Abstract

Field-based, hands-on experiential learning is a mainstay of meaningful environmental science education throughout a student’s school career. Engaging K-12 students in field-based, experiential learning can help develop true passion and commitment to STEM (Science, Technology, Engineering, Math) subjects, allowing students to apply their skills and content knowledge in an authentic, experiential context while enhancing many academic skills and engaging them in contextualized learning across disciplines.
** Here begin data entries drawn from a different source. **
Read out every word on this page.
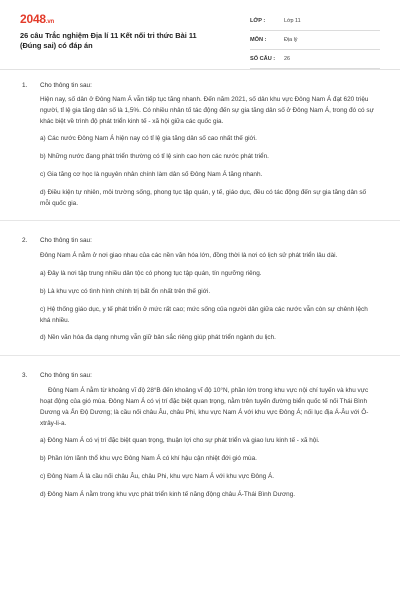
2048.vn
26 câu Trắc nghiệm Địa lí 11 Kết nối tri thức Bài 11 (Đúng sai) có đáp án
LỚP :	Lớp 11
MÔN :	Địa lý
SỐ CÂU :	26
1.	Cho thông tin sau:
Hiện nay, số dân ở Đông Nam Á vẫn tiếp tục tăng nhanh. Đến năm 2021, số dân khu vực Đông Nam Á đạt 620 triệu người, tỉ lệ gia tăng dân số là 1,5%. Có nhiều nhân tố tác động đến sự gia tăng dân số ở Đông Nam Á, trong đó có sự khác biệt về trình độ phát triển kinh tế - xã hội giữa các quốc gia.
a) Các nước Đông Nam Á hiện nay có tỉ lệ gia tăng dân số cao nhất thế giới.
b) Những nước đang phát triển thường có tỉ lệ sinh cao hơn các nước phát triển.
c) Gia tăng cơ học là nguyên nhân chính làm dân số Đông Nam Á tăng nhanh.
d) Điều kiện tự nhiên, môi trường sống, phong tục tập quán, y tế, giáo dục, đều có tác động đến sự gia tăng dân số mỗi quốc gia.
2.	Cho thông tin sau:
Đông Nam Á nằm ở nơi giao nhau của các nền văn hóa lớn, đồng thời là nơi có lịch sử phát triển lâu dài.
a) Đây là nơi tập trung nhiều dân tộc có phong tục tập quán, tín ngưỡng riêng.
b) Là khu vực có tình hình chính trị bất ổn nhất trên thế giới.
c) Hệ thống giáo dục, y tế phát triển ở mức rất cao; mức sống của người dân giữa các nước vẫn còn sự chênh lệch khá nhiều.
d) Nền văn hóa đa dạng nhưng vẫn giữ bản sắc riêng giúp phát triển ngành du lịch.
3.	Cho thông tin sau:
Đông Nam Á nằm từ khoảng vĩ độ 28°B đến khoảng vĩ độ 10°N, phần lớn trong khu vực nội chí tuyến và khu vực hoạt động của gió mùa. Đông Nam Á có vị trí đặc biệt quan trọng, nằm trên tuyến đường biển quốc tế nối Thái Bình Dương và Ấn Độ Dương; là cầu nối châu Âu, châu Phi, khu vực Nam Á với khu vực Đông Á; nối lục địa Á-Âu với Ô-xtrây-li-a.
a) Đông Nam Á có vị trí đặc biệt quan trọng, thuận lợi cho sự phát triển và giao lưu kinh tế - xã hội.
b) Phần lớn lãnh thổ khu vực Đông Nam Á có khí hậu cận nhiệt đới gió mùa.
c) Đông Nam Á là cầu nối châu Âu, châu Phi, khu vực Nam Á với khu vực Đông Á.
d) Đông Nam Á nằm trong khu vực phát triển kinh tế năng động châu Á-Thái Bình Dương.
To develop an environmentally literate population, and to solve the increasingly complex environmental issues facing society, there is a need to increase students’ access to environmental education field experiences and to connect these outdoor experiences to relevant curricula within the classroom. This is especially important in urban environments, where citizens and students may be less connected on a day-to-day basis with nature. Examples of programs in two regions that model this approach are the Billion Oyster Project-Curriculum and Community Enterprise for Restoration Science STEM-C-Project (STEM, plus computing), in New York City, and the combined efforts of the Maryland Environmental Literacy Partnership (MELP) and the NOAA Bay-Watershed Education and Training (B-WET) program, both of which focus on the Chesapeake Bay, its watershed, and Baltimore Harbor. Both regions have invested in education programs that take advantage of their harbor/waterway locations and their maritime cultures and histories. The NYC program centers around ‘Oyster Restoration Stations’ visited by middle-school students and citizen scientists, who use a common set of protocols and a matching digital platform interface to record data including water quality and oyster biology. The Chesapeake programs, utilize both public and private partnerships to support teachers in designing inquiry-based field investigations to support curriculum underpinning the nation’s first state mandated environmental literacy requirement for high school graduation. These two regional programs provide models for implementing experiential hands-on learning in environmental science and ecology for other urban areas.